Une délétion parallèle spécifique aux cellules Treg de Flcn — une protéine lysosomale qui retient normalement TFEB — a partiellement reproduit l'inflammation observée lors de la perte d'Opa1. De manière cruciale, la délétion simultanée de TFEB a sauvé ce phénotype, confirmant que l'activation aberrante de TFEB est un facteur déterminant en aval. Les cellules Treg déficientes en Flcn étaient enrichies dans l'état terminal de réinitialisation de la quiescence métabolique, ne parvenaient pas à s'accumuler dans les tissus non lymphoïdes tels que le côlon et le tissu adipeux viscéral, et étaient incapables de supprimer l'immunité anti-tumorale in vivo.
Ces résultats établissent que les mitochondries et les lysosomes coopèrent via un axe Opa1–AMPK–TFEB pour équilibrer l'hétérogénéité métabolique et les états fonctionnels des cellules Treg. L'identification de la signalisation dirigée par les organites en tant que régulateur de la capacité fonctionnelle des cellules Treg ouvre de nouvelles pistes thérapeutiques potentielles — soit en améliorant la fonction Treg dans les maladies auto-immunes, soit en l'altérant dans le cancer.
Principales conclusions
- Four Treg cell states defined by PD-1/CXCR3 form a differentiation hierarchy with distinct metabolic and suppressive profiles.
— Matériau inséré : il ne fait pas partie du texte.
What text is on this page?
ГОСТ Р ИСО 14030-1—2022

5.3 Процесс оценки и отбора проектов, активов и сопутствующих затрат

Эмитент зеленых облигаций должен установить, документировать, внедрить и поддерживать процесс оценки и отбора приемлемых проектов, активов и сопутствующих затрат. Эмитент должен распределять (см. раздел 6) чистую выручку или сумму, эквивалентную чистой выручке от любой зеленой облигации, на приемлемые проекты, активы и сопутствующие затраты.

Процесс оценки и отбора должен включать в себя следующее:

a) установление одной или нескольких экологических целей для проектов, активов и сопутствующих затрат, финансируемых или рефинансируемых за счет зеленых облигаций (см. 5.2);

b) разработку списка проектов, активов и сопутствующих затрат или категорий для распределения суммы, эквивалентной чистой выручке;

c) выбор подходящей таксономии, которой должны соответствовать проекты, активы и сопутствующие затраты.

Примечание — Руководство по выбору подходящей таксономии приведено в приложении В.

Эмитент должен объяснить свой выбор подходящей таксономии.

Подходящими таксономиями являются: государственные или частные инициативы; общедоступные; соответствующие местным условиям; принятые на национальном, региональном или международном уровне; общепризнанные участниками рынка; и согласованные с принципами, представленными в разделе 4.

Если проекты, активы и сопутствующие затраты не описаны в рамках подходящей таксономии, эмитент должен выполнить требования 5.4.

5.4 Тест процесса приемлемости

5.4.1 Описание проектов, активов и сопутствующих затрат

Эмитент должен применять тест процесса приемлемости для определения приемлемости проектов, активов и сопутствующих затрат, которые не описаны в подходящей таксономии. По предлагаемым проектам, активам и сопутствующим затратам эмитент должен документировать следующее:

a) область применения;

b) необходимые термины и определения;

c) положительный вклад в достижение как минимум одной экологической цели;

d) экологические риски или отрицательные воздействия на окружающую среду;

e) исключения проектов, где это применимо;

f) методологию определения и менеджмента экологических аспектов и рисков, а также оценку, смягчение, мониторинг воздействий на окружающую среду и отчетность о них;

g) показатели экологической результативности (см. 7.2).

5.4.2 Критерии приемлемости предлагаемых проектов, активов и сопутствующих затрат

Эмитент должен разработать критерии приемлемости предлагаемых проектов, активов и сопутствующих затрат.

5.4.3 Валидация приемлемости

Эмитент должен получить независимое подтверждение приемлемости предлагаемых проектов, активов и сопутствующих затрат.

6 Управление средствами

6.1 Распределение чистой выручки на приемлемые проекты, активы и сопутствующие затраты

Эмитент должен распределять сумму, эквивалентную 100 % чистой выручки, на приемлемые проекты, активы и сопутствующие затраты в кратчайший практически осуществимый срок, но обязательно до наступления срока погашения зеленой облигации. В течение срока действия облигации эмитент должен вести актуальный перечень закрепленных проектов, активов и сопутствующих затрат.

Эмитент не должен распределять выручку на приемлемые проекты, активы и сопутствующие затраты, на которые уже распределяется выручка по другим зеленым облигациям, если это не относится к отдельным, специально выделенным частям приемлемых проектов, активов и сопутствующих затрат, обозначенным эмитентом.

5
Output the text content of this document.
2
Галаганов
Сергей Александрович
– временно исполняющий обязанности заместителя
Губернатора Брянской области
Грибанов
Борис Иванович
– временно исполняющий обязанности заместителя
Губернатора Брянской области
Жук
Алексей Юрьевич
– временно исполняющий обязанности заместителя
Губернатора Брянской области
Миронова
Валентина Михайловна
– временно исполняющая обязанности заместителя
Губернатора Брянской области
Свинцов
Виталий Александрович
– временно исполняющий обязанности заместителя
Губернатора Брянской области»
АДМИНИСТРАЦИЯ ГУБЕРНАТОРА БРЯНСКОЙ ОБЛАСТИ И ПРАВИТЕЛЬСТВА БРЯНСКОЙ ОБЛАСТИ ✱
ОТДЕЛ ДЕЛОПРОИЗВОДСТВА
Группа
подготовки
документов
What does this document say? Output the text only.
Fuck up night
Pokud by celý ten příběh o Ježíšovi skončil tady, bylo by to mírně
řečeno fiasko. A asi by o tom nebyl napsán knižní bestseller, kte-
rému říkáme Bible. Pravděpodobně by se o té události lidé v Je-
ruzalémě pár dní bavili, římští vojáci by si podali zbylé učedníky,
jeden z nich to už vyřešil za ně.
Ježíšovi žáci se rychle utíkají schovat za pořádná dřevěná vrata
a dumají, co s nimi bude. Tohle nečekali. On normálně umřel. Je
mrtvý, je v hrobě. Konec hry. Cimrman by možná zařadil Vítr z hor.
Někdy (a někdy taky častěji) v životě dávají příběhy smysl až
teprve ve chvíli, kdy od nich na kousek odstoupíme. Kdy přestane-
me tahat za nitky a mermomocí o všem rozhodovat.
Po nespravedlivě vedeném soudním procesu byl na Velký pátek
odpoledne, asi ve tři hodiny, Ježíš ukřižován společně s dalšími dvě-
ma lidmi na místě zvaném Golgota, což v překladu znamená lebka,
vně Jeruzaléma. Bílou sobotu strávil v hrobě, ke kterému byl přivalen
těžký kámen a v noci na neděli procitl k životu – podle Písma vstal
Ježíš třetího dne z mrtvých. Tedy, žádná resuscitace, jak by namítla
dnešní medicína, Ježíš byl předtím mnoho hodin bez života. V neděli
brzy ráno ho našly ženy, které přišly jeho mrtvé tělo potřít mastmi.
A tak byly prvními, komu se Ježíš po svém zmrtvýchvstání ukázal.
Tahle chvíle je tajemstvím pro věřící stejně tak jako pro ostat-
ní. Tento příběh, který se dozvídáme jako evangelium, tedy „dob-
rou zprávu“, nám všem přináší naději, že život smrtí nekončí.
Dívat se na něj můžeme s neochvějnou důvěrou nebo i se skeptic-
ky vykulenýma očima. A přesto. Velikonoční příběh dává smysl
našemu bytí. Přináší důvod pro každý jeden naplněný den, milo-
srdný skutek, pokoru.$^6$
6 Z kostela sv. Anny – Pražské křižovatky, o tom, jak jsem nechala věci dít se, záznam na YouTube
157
- Treg cell-specific Opa1 deletion disrupts mitochondrial function, triggers AMPK and TFEB activation, and causes systemic inflammation.
- Lysosomal protein Flcn restrains TFEB; its loss traps Treg cells in a terminal quiescent state and impairs tissue accumulation.
- TFEB co-deletion rescues Flcn-deficiency-driven inflammation, confirming TFEB as a key downstream effector.
- Flcn-deficient Treg cells fail to suppress anti-tumor immunity, linking lysosomal signaling to cancer immunotherapy resistance.
Méthodologie
L'étude a utilisé des souris à délétion conditionnelle spécifique aux cellules Treg (délétions d'Opa1 et de Flcn via Foxp3-Cre), des modèles de chimères asymétriques de moelle osseuse mixte, du séquençage ARN unicellulaire et du récepteur TCR, des analyses métaboliques Seahorse, une modélisation métabolique Compass, ainsi que des essais in vivo de suppression tumorale chez la souris.
Limites de l'étude
Toutes les expériences ont été menées sur des modèles murins ; la transposition à la biologie des Treg humains nécessite une validation. L'étude ne résout pas entièrement la question des signaux en amont reliant les signaux inflammatoires environnementaux à la régulation de Opa1 ou Flcn in vivo.